Hello. Welcome.

I'm a very determined kind of individual. Sometimes my determination is misplaced and things get very ugly. But, sometimes my determination leads to laughter, deep thoughts, and words on paper.

I write everything. I'm not very good at filtering ... so you will see it all. Maybe there will be a little inspiration for someone else along the way. I hope so. My sister also likes to guest blog and I'm sure you will appreciate her wit and wisdom.

Tuesday, December 16, 2008

feeling a bit fragile

I'm in a box with a worn, engine-red FRAGILE sticker clinging to the corrugated cardboard.

Okay, so it may not be that dramatic. But, as I try to pack my thoughts with my Christmas gifts, between the few clothes I'm bringing back to the States, I'm wondering just how this transition will go.

For two weeks, more or less, I'll be in the US of A. I'll be hearing English everywhere, zipping around in cars driving at reasonable speeds, and (heaven forbid) stopping at stop signs.

Just this evening a family from church invited Heather and I to dinner. We knew they would ask our preference for the restaurant, but like any good guest we deferred ... which is why we ended up eating at Chili's for the first time since we've been here. When the server gave us our menus, I didn't know what to do: SO MANY CHOICES!
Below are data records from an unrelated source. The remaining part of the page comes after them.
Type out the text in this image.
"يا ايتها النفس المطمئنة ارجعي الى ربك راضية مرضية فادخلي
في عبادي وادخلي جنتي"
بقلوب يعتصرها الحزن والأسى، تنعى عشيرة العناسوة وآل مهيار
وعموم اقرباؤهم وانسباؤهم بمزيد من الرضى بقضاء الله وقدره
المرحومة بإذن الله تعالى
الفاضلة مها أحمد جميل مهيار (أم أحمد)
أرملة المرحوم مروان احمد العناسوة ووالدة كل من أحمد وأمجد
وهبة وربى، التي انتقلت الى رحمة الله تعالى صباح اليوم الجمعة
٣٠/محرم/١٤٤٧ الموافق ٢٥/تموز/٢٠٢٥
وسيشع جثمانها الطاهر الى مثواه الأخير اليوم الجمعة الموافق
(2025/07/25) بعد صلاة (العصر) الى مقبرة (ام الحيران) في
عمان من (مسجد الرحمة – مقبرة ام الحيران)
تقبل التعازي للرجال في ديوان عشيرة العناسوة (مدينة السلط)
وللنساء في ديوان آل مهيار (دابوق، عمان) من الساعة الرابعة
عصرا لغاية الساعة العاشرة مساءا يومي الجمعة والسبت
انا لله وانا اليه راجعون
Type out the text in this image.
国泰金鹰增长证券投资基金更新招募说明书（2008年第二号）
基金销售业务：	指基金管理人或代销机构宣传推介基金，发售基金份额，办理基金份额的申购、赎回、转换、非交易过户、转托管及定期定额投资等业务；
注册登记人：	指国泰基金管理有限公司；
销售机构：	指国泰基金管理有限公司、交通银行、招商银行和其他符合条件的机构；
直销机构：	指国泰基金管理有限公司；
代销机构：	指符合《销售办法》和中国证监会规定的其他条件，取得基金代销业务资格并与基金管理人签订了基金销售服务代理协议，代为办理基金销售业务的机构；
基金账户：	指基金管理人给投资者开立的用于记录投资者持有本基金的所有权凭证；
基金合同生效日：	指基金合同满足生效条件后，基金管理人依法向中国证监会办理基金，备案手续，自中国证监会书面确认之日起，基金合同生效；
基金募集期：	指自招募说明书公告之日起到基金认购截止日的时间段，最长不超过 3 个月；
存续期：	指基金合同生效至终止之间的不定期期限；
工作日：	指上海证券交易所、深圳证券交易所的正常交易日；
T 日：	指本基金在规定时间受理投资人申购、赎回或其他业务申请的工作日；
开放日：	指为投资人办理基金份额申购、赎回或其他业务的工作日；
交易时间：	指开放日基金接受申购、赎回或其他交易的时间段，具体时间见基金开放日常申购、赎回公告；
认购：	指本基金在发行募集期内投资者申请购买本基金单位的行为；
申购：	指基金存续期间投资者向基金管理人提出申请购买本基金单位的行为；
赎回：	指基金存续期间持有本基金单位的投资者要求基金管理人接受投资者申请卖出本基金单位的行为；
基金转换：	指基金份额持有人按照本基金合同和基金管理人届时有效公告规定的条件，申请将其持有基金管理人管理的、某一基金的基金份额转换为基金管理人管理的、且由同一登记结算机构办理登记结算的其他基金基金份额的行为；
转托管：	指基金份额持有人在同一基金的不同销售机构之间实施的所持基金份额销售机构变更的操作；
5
I've heard that going back to the States can be a shock. Some of my friends here said they stood in front of the chip aisle for 20 minutes, just to stare at all the options and then she couldn't decide on anything. Another friend had a similar problem with Cheez-its. It may hit me in the cereal aisle, I don't know.



It seems so strange to jump in and out of life within a matter of weeks. I feel I'm finally getting accustomed to a certain routine, to my role exactly where God has placed me for this time. It's funny because modern technology continues to make the miles smaller and smaller. A few decades ago, someone doing what I am doing would have to wait months for mail (well, I still do sometimes) and might be lucky to make the occasional phone call.

Now, I sit here writing on my laptop and checking to see if anyone is available to talk on skype. How things change! In some ways the technology makes it easier to be away from the ones I love and in other ways the option of travel makes it harder to set my feet firmly on this Honduran ground.

One thing I'm not confused about: my anticipation in seeing my family! I am full of joy already at the thought! I better finish up tonight before I get too soft.

Do you have any advice for re-entry? Post it here!